Christian employees say that NASA's Johnson Space Center (JSC) in Houston will not allow them to use the word "Jesus" in the JSC newsletter to promote their religious club that meets at work.
“It was shocking to all of us and very frustrating,” NASA engineer Sophia Smith told FoxNews.com. “NASA has a long history of respecting religious speech. Why wouldn’t they allow us to put the name Jesus in the announcement about our club?”
The JSC Praise and Worship Club posting in the newsletter on May 28, 2015, said: "Join with the praise and worship band 'Allied with the Lord' for a refreshing set of spring praise and worship songs on Thursday, June 4, from 11:15 a.m. to noon in Building 57, Room 106. (The theme for this session will be 'Jesus is our life!') Prayer partners will be available for anyone who has need. All JSC civil servants and contractors are welcome."
However, that's when the NASA lawyers allegedly told the employees not to mention "Jesus" anymore in the newsletter.
The Liberty Institute, a Christian law firm, and another law firm, Fish & Richardson, sent a letter to JSC on Feb. 8 that said: "NASA JSC's censoring of the club's religious viewpoint is a violation of federal law and the First Amendment," notes The Christian Post.
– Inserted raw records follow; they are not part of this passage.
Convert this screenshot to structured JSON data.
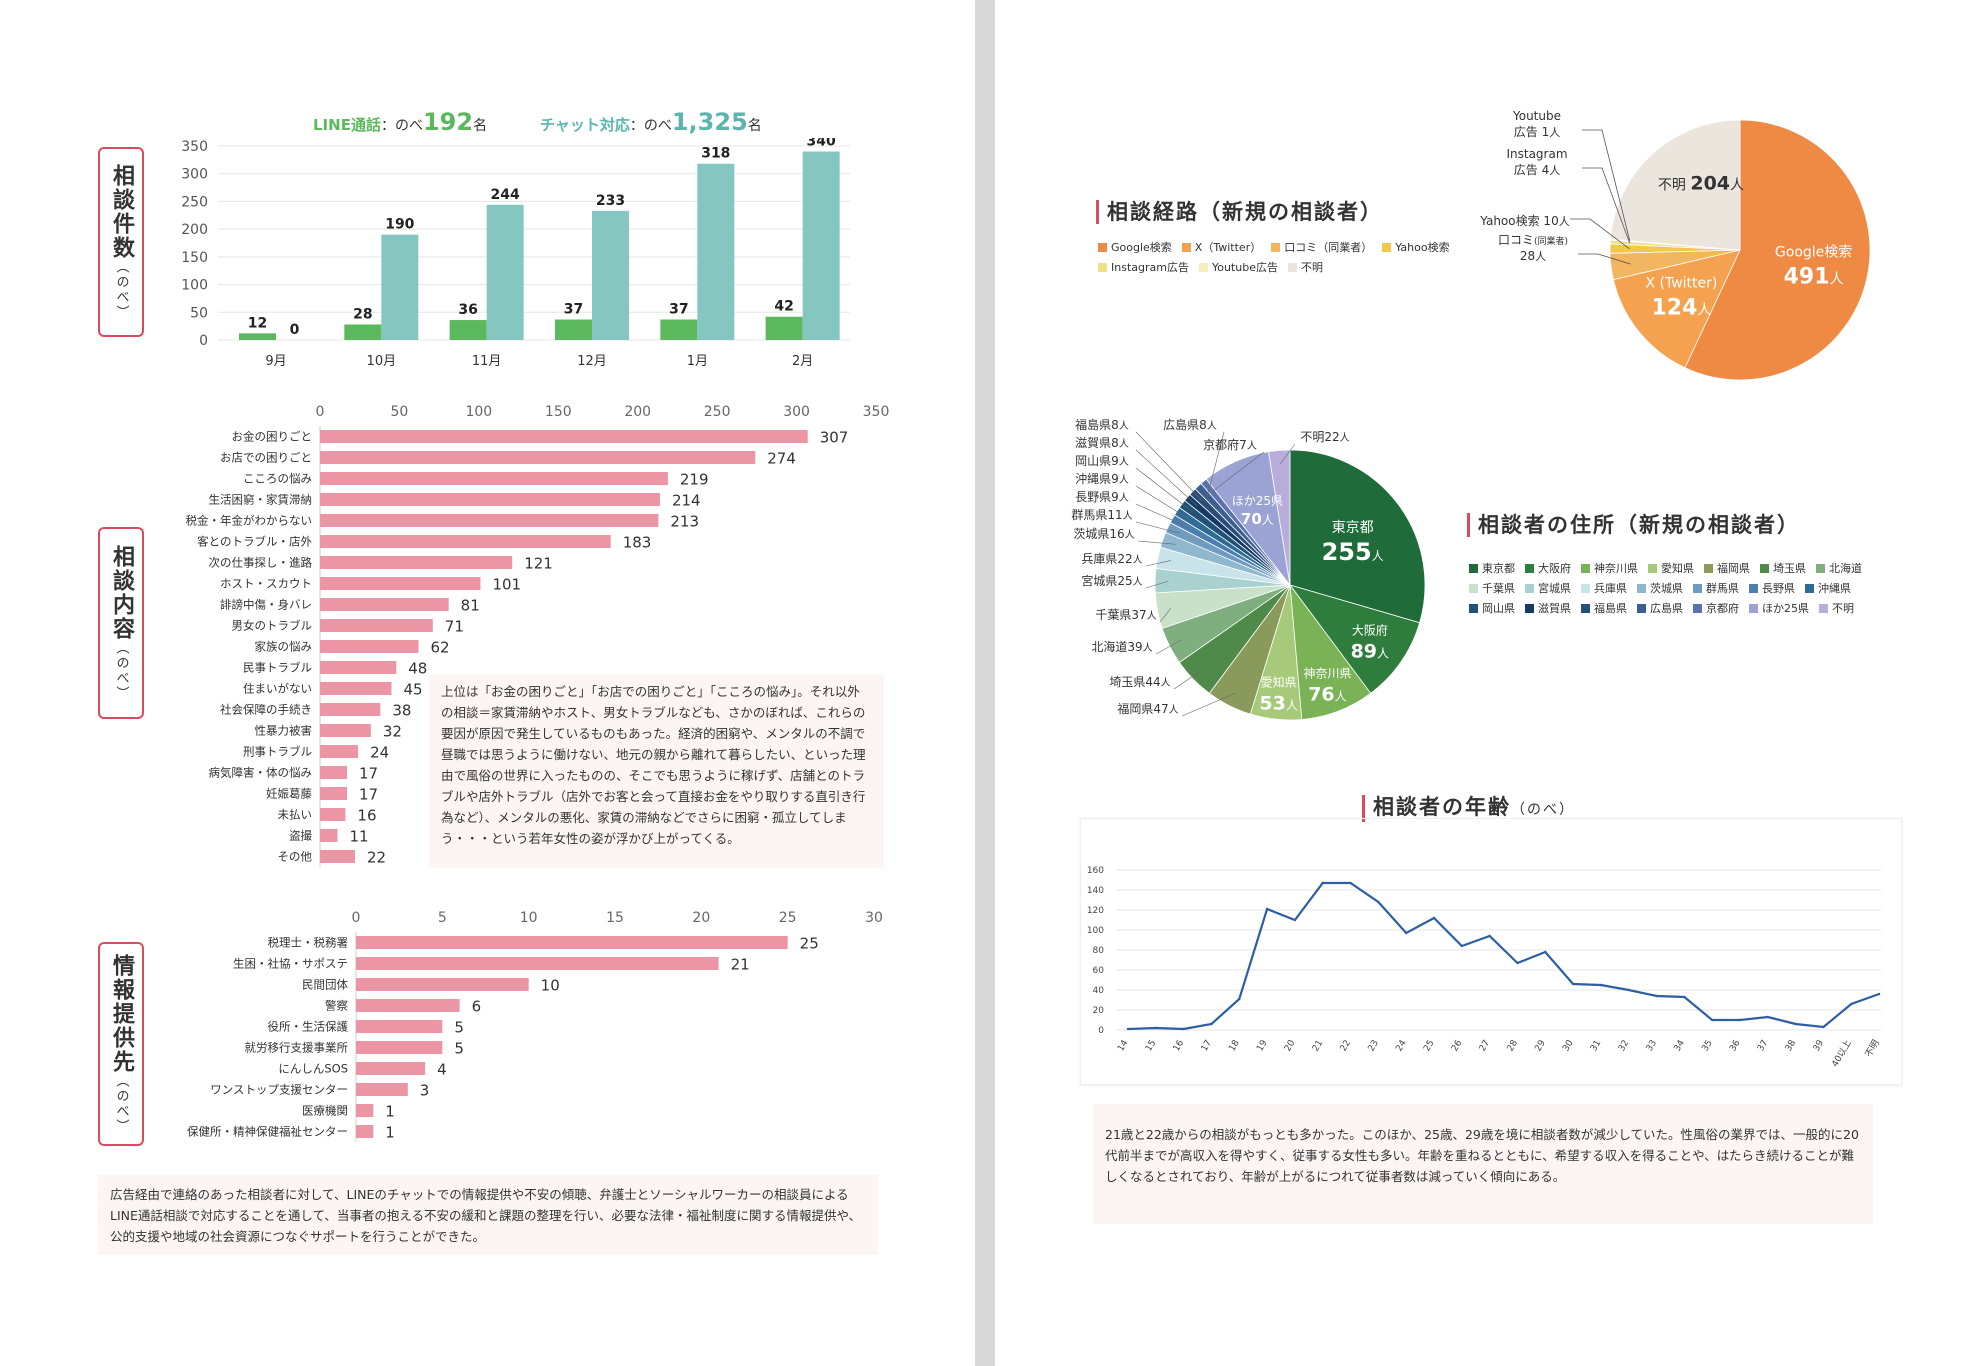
{
  "left_page": {
    "header": {
      "line_label": "LINE通話",
      "line_prefix": "：のべ",
      "line_count": "192",
      "line_suffix": "名",
      "chat_label": "チャット対応",
      "chat_prefix": "：のべ",
      "chat_count": "1,325",
      "chat_suffix": "名"
    },
    "label_consult_count": "相談件数",
    "label_consult_content": "相談内容",
    "label_info_provider": "情報提供先",
    "label_nobe": "（のべ）",
    "content_note": "上位は「お金の困りごと」「お店での困りごと」「こころの悩み」。それ以外の相談＝家賃滞納やホスト、男女トラブルなども、さかのぼれば、これらの要因が原因で発生しているものもあった。経済的困窮や、メンタルの不調で昼職では思うように働けない、地元の親から離れて暮らしたい、といった理由で風俗の世界に入ったものの、そこでも思うように稼げず、店舗とのトラブルや店外トラブル（店外でお客と会って直接お金をやり取りする直引き行為など）、メンタルの悪化、家賃の滞納などでさらに困窮・孤立してしまう・・・という若年女性の姿が浮かび上がってくる。",
    "bottom_note": "広告経由で連絡のあった相談者に対して、LINEのチャットでの情報提供や不安の傾聴、弁護士とソーシャルワーカーの相談員によるLINE通話相談で対応することを通して、当事者の抱える不安の緩和と課題の整理を行い、必要な法律・福祉制度に関する情報提供や、公的支援や地域の社会資源につなぐサポートを行うことができた。"
  },
  "right_page": {
    "route_title": "相談経路（新規の相談者）",
    "residence_title": "相談者の住所（新規の相談者）",
    "age_title": "相談者の年齢",
    "age_title_suffix": "（のべ）",
    "age_note": "21歳と22歳からの相談がもっとも多かった。このほか、25歳、29歳を境に相談者数が減少していた。性風俗の業界では、一般的に20代前半までが高収入を得やすく、従事する女性も多い。年齢を重ねるとともに、希望する収入を得ることや、はたらき続けることが難しくなるとされており、年齢が上がるにつれて従事者数は減っていく傾向にある。"
  },
  "colors": {
    "accent": "#d94b5f",
    "line_green": "#5cb85c",
    "chat_teal": "#86c6c1",
    "bar_pink": "#ec95a5",
    "age_line": "#2e5fa3"
  },
  "chart_data": [
    {
      "id": "monthly",
      "type": "bar",
      "categories": [
        "9月",
        "10月",
        "11月",
        "12月",
        "1月",
        "2月"
      ],
      "series": [
        {
          "name": "LINE通話",
          "values": [
            12,
            28,
            36,
            37,
            37,
            42
          ]
        },
        {
          "name": "チャット対応",
          "values": [
            0,
            190,
            244,
            233,
            318,
            340
          ]
        }
      ],
      "ylim": [
        0,
        350
      ],
      "yticks": [
        0,
        50,
        100,
        150,
        200,
        250,
        300,
        350
      ]
    },
    {
      "id": "content",
      "type": "bar",
      "orientation": "horizontal",
      "categories": [
        "お金の困りごと",
        "お店での困りごと",
        "こころの悩み",
        "生活困窮・家賃滞納",
        "税金・年金がわからない",
        "客とのトラブル・店外",
        "次の仕事探し・進路",
        "ホスト・スカウト",
        "誹謗中傷・身バレ",
        "男女のトラブル",
        "家族の悩み",
        "民事トラブル",
        "住まいがない",
        "社会保障の手続き",
        "性暴力被害",
        "刑事トラブル",
        "病気障害・体の悩み",
        "妊娠葛藤",
        "未払い",
        "盗撮",
        "その他"
      ],
      "values": [
        307,
        274,
        219,
        214,
        213,
        183,
        121,
        101,
        81,
        71,
        62,
        48,
        45,
        38,
        32,
        24,
        17,
        17,
        16,
        11,
        22
      ],
      "xlim": [
        0,
        350
      ],
      "xticks": [
        0,
        50,
        100,
        150,
        200,
        250,
        300,
        350
      ]
    },
    {
      "id": "info",
      "type": "bar",
      "orientation": "horizontal",
      "categories": [
        "税理士・税務署",
        "生困・社協・サポステ",
        "民間団体",
        "警察",
        "役所・生活保護",
        "就労移行支援事業所",
        "にんしんSOS",
        "ワンストップ支援センター",
        "医療機関",
        "保健所・精神保健福祉センター"
      ],
      "values": [
        25,
        21,
        10,
        6,
        5,
        5,
        4,
        3,
        1,
        1
      ],
      "xlim": [
        0,
        30
      ],
      "xticks": [
        0,
        5,
        10,
        15,
        20,
        25,
        30
      ]
    },
    {
      "id": "route",
      "type": "pie",
      "title": "相談経路（新規の相談者）",
      "labels": [
        "Google検索",
        "X（Twitter）",
        "口コミ（同業者）",
        "Yahoo検索",
        "Instagram広告",
        "Youtube広告",
        "不明"
      ],
      "values": [
        491,
        124,
        28,
        10,
        4,
        1,
        204
      ],
      "colors": [
        "#ef8a44",
        "#f4a24f",
        "#f3b660",
        "#f2c84b",
        "#f1e08a",
        "#f5ecc2",
        "#ece5de"
      ],
      "slice_labels": [
        {
          "name": "Google検索",
          "count": "491",
          "unit": "人"
        },
        {
          "name": "X (Twitter)",
          "count": "124",
          "unit": "人"
        },
        {
          "name": "口コミ",
          "sub": "(同業者)",
          "count": "28",
          "unit": "人"
        },
        {
          "name": "Yahoo検索",
          "count": "10",
          "unit": "人"
        },
        {
          "name": "Instagram",
          "sub": "広告",
          "count": "4",
          "unit": "人"
        },
        {
          "name": "Youtube",
          "sub": "広告",
          "count": "1",
          "unit": "人"
        },
        {
          "name": "不明",
          "count": "204",
          "unit": "人"
        }
      ]
    },
    {
      "id": "residence",
      "type": "pie",
      "title": "相談者の住所（新規の相談者）",
      "labels": [
        "東京都",
        "大阪府",
        "神奈川県",
        "愛知県",
        "福岡県",
        "埼玉県",
        "北海道",
        "千葉県",
        "宮城県",
        "兵庫県",
        "茨城県",
        "群馬県",
        "長野県",
        "沖縄県",
        "岡山県",
        "滋賀県",
        "福島県",
        "広島県",
        "京都府",
        "ほか25県",
        "不明"
      ],
      "values": [
        255,
        89,
        76,
        53,
        47,
        44,
        39,
        37,
        25,
        22,
        16,
        11,
        9,
        9,
        9,
        8,
        8,
        8,
        7,
        70,
        22
      ],
      "colors": [
        "#1f6b3a",
        "#2f7d3c",
        "#7ab356",
        "#a7c97a",
        "#8a9a5b",
        "#4f8a4a",
        "#7fae7f",
        "#c9e0c9",
        "#a8d1cf",
        "#c9e3ea",
        "#8fb8cf",
        "#6f9bc0",
        "#4a7fae",
        "#2f6c95",
        "#1f5276",
        "#163a66",
        "#2a4c7a",
        "#3b5f8f",
        "#5a73b0",
        "#9aa3d3",
        "#b9addb"
      ],
      "unit": "人"
    },
    {
      "id": "age",
      "type": "line",
      "title": "相談者の年齢（のべ）",
      "x": [
        "14",
        "15",
        "16",
        "17",
        "18",
        "19",
        "20",
        "21",
        "22",
        "23",
        "24",
        "25",
        "26",
        "27",
        "28",
        "29",
        "30",
        "31",
        "32",
        "33",
        "34",
        "35",
        "36",
        "37",
        "38",
        "39",
        "40以上",
        "不明"
      ],
      "values": [
        1,
        2,
        1,
        6,
        31,
        121,
        110,
        147,
        147,
        128,
        97,
        112,
        84,
        94,
        67,
        78,
        46,
        45,
        40,
        34,
        33,
        10,
        10,
        13,
        6,
        3,
        26,
        36
      ],
      "ylim": [
        0,
        160
      ],
      "yticks": [
        0,
        20,
        40,
        60,
        80,
        100,
        120,
        140,
        160
      ]
    }
  ]
}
"Any assertions by NASA JSC that allowing the JSC Praise and Worship Club to use the name 'Jesus' in the club's advertisements violates the Establishment Clause have been repeatedly rejected by the Supreme Court," the letter added.
"We fail to see how such a mention in an advertisement that is tied specifically to the JSC Praise and Worship Club connotes state sponsorship, endorsement, or establishment of religion."
NASA said in a statement on Feb. 8: "NASA does not prohibit the use of any specific religious names in employee newsletters or other internal communications. The agency allows a host of employee-led civic, professional, religious and other organizations to meet on NASA property on employee’s own time."
"Consistent with federal law, NASA attempts to balance employee’s rights to freely exercise religious beliefs with its obligation to ensure there is no government endorsement of religion. We believe in and encourage open and diverse dialogue among our employees and across the agency.”